茫茫的一片黑夜中,无尽的海水漫上来,没过脚踝,大腿,胸口……
她渐渐窒住呼吸,胸腔仿佛压着块千斤巨石。
在那一刻,死已经是最好的解脱了。
“不要。”
佟裳低低唤了一声,睁开眼,看着头顶垂落的帐幔微微地喘息。
她很久不曾想起以前的事了,自打沦落到这个世界,佟裳仿佛已经将那一辈子的事抛弃了,可骨子里的记忆却时不时通过各种办法试图唤醒她的记忆。
降红色的纱帘被掀开一角,露出易恒温润的脸,看见她睁着眼,他道:“既然醒了,喝了药再睡。”
易恒叫人端了药来,坐到床边喂她吃药,他已经穿戴整齐,褚黄色飞鱼服,胸前绣着张牙舞爪的麒麟,佟裳调开目光,“我自己喝。”

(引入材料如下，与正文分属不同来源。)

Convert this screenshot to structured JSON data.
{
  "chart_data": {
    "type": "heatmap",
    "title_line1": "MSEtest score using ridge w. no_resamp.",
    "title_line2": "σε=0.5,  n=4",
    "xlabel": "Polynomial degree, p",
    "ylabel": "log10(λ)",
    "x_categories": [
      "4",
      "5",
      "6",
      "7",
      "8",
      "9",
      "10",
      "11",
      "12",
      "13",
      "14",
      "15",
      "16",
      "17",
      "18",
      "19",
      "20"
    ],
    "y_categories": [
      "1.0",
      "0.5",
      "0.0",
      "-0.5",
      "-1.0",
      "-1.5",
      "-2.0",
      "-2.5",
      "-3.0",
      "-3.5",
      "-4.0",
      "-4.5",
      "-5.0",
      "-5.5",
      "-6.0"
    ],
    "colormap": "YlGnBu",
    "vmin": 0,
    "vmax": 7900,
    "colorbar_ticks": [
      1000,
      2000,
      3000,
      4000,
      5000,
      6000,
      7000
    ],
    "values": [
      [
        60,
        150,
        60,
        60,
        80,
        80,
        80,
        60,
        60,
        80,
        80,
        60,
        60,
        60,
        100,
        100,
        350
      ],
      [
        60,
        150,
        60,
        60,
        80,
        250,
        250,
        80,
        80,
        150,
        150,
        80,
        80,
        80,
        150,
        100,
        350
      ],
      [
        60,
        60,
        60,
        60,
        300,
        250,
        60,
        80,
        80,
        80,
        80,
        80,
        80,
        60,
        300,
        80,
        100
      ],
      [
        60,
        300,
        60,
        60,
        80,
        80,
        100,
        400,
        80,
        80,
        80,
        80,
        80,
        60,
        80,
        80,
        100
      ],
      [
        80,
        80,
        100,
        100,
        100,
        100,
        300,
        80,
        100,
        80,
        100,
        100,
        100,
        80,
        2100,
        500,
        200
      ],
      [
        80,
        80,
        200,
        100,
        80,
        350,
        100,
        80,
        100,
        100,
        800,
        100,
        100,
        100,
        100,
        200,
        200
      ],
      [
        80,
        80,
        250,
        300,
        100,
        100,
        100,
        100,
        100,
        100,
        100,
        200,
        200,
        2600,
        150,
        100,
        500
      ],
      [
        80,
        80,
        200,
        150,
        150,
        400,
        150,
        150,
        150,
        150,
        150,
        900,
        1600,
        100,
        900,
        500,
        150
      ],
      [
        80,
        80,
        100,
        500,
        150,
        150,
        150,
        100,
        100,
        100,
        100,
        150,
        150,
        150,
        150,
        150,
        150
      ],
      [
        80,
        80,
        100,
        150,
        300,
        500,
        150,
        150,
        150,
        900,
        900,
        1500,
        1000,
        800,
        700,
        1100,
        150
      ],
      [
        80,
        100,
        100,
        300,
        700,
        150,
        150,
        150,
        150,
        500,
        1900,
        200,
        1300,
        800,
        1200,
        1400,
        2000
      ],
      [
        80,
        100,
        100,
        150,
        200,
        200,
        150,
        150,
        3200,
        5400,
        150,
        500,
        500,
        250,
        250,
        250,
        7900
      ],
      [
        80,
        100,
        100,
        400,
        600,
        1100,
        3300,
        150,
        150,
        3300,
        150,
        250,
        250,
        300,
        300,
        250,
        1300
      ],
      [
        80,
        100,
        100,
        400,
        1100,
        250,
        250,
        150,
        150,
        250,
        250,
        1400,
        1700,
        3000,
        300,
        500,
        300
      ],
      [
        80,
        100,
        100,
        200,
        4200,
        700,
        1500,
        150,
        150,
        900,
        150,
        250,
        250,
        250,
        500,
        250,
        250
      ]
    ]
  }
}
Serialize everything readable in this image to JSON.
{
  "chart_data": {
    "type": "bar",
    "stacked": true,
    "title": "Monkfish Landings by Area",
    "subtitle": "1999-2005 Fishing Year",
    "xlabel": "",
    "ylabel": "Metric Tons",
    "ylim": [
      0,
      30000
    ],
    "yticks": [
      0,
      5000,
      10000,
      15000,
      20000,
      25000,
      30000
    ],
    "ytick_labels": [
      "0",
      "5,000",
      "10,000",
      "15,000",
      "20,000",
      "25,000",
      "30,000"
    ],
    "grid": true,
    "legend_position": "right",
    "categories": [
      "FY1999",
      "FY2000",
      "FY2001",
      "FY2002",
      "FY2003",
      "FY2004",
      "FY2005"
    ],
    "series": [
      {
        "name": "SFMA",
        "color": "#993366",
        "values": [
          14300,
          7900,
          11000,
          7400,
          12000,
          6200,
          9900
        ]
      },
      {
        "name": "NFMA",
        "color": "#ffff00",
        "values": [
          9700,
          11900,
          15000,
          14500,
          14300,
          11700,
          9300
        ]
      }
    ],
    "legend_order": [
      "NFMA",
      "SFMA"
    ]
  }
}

易恒不说话,只轻轻吹凉那些汤药,佟裳已经吃过一次亏,挣着快散了架似的四肢慢慢坐起来,终是不敢再跟他犟,乖乖就着他的手,一勺一勺喝了药。
张张干裂的嘴唇,刚要说什么,他已经发了话,“别气我。”
佟裳便不说了,他第一次见她这么乖巧,抬头去看她的脸,见她脸上红肿未退,小嘴嘟着,有些郁郁的样子,他道:“我书房里有些书,你闲了可以叫他们搬点过来打发时间。”
“我不想看书。”她懒懒应他,呲了下嘴,真苦。